Capstone project - week 2 report

Getting and cleaning the data

The raw data for this project was downloaded to my working directory from The Capstone data set

This data set includes zipped .txt files, for 4 different languages and 3 data sources for each language: Blogs, News, Twitter. For the purpose of this project I will be working with the 3 English language source files.

# File pathes have been defined in hidden block
dat_blog <- readLines(txt_blog, skipNul = TRUE)
dat_news <- readLines(txt_news, skipNul = TRUE)
dat_twit <- readLines(txt_twit, skipNul = TRUE)

Description of raw data

Number of lines and words in each document

	Number.of.lines	Number.of.words
Blogs	899,288	37,334,441
News	77,259	2,643,972
Twitter	2,360,148	30,373,832

Cleaning the data

Inspection of the data reveals that there are some cleaning actions that need to be carried out before the documents are brought together as a corpus for modeling and analysis.Specifically the removal of non-ASCI characters.
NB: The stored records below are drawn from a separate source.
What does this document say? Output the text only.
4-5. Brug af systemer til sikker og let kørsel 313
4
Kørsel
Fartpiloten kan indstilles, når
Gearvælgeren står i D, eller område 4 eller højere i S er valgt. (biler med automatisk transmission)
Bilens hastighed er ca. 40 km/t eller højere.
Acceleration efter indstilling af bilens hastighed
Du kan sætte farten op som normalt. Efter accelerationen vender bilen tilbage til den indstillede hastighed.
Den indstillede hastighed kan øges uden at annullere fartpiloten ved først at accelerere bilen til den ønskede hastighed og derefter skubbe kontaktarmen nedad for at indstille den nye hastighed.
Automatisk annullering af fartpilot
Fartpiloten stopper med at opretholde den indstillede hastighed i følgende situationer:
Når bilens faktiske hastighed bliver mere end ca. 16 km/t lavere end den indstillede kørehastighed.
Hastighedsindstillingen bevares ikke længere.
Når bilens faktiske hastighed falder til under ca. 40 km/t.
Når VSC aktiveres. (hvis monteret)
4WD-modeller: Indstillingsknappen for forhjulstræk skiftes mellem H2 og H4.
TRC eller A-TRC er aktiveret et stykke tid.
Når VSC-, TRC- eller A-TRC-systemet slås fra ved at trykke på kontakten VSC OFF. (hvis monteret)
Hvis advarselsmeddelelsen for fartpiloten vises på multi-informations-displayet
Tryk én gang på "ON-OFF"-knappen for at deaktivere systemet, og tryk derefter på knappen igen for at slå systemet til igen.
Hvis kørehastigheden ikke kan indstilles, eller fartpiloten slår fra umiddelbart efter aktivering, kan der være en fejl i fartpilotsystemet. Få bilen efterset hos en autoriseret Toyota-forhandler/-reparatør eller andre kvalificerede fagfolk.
dat_blog2 <- unlist(strsplit(dat_blog, split=", "))
dat_blog3 <- grep("dat_blog2", iconv(dat_blog2, "latin1", "ASCII", sub="dat_blog2"))
dat_blog4 <- dat_blog2[-dat_blog3]
dat_blog5 <- paste(dat_blog4, collapse = ", ")
rm(dat_blog2, dat_blog3, dat_blog4)
dat_news2 <- unlist(strsplit(dat_news, split=", "))
dat_news3 <- grep("dat_news2", iconv(dat_news2, "latin1", "ASCII", sub="dat_news2"))
dat_news4 <- dat_news2[-dat_news3]
dat_news5 <- paste(dat_news4, collapse = ", ")
rm(dat_news2, dat_news3, dat_news4)
dat_twit2 <- unlist(strsplit(dat_twit, split=", "))
dat_twit3 <- grep("dat_twit2", iconv(dat_twit2, "latin1", "ASCII", sub="dat_twit2"))
dat_twit4 <- dat_twit2[-dat_twit3]
dat_twit5 <- paste(dat_twit4, collapse = ", ")
rm(dat_twit2, dat_twit3, dat_twit4)
# Creating a reference to the 3 vector files as input for corpus
vec_source <- c(dat_blog5, dat_news5, dat_twit5)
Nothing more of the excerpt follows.